Susan Marine, who lost two children to suicide, said the Suicide Prevention Coalition of Colorado agrees that youth suicide is a pressing issue that deserves action. But she suggested mental health workers should reach out to parents after a handful of confidential sessions with a child.

“All of our providers believe that it’s important to involve parents as soon as possible,” Marine said. “The parents may be totally unaware of their child’s struggle.”

Brad Miller, with the conservative group Colorado Family Action, went further, suggesting that allowing confidential counseling violates parents’ constitutional rights.

“Kids have limited cognitive ability to make these decisions,” he said.

His group, along with Colorado Christian University and Christian Home Educators of Colorado, opposes HB 1120.

But several young people said not all parents are supportive of their children.

Amy Rodriguez, now 16 and living in Thornton, said she came out to her mom at age 12. Her mother wasn’t supportive, and she couldn’t get counseling without permission until age 15.

“Your life’s more important than a relationship with your parents,” she said.

Riah Hollis, of Denver, talked of her brother’s struggles with gender identity and his suicide attempt. He didn’t want to talk to his parents because they didn’t support his gender transition.

“Sometimes kids don’t have a trusted adult at home. Sometimes a crisis involves parents,” she said.

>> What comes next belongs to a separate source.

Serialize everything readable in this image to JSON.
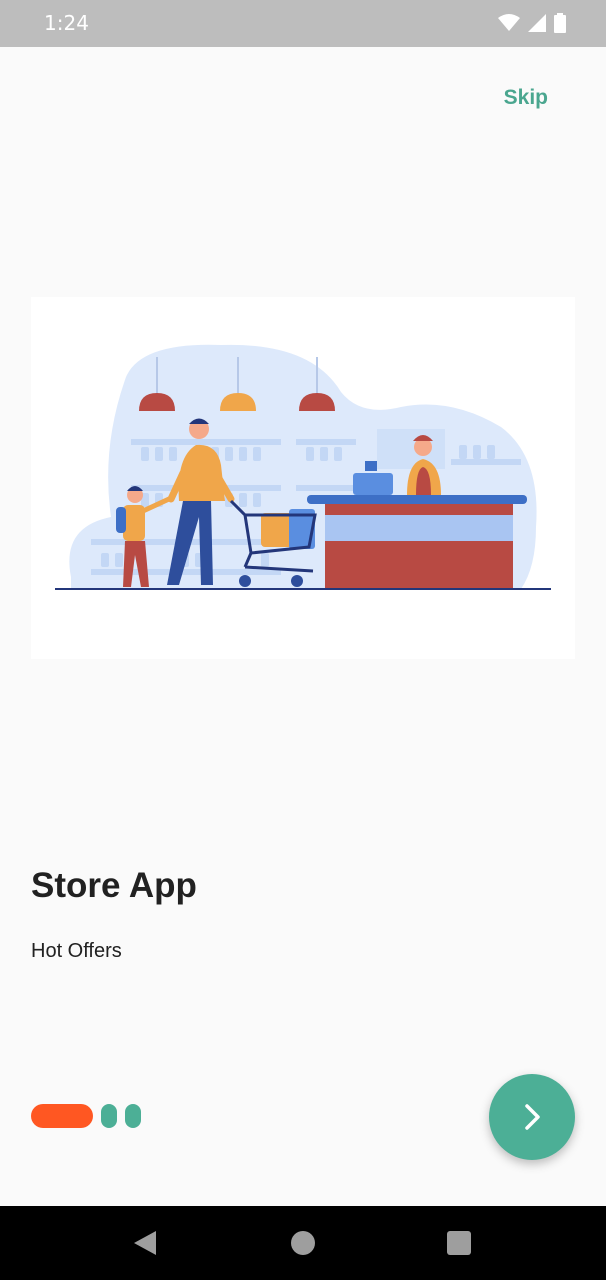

Becky Zal-Sanchez, a social worker in Denver-area schools, said she’s often frustrated with the inability to provide services to young people without parental consent. “I reach out to parents over and over again, and nobody calls me back.”

Representatives from Mental Health Colorado, the National Association of Social Workers Colorado chapter, and Colorado Rural Health Center are among the supporters of the measure.

Michaelson Jenet is motivated in part by her own son’s mental health struggles. She noted that her son’s counselors reviewed his sessions with his parents, which set him back. “My son stopped trusting mental health providers, so he stopped telling them what was wrong.”

HB 1120 is among several bills aimed at dealing with mental, social, and health issues among young people. Michaelson Jenet is also sponsoring a measure to place social workers in 10 elementary schools around the state, a bill that prohibits conversion therapy for LGBTQ minors, and a bill to further subsidize school lunches for high school students.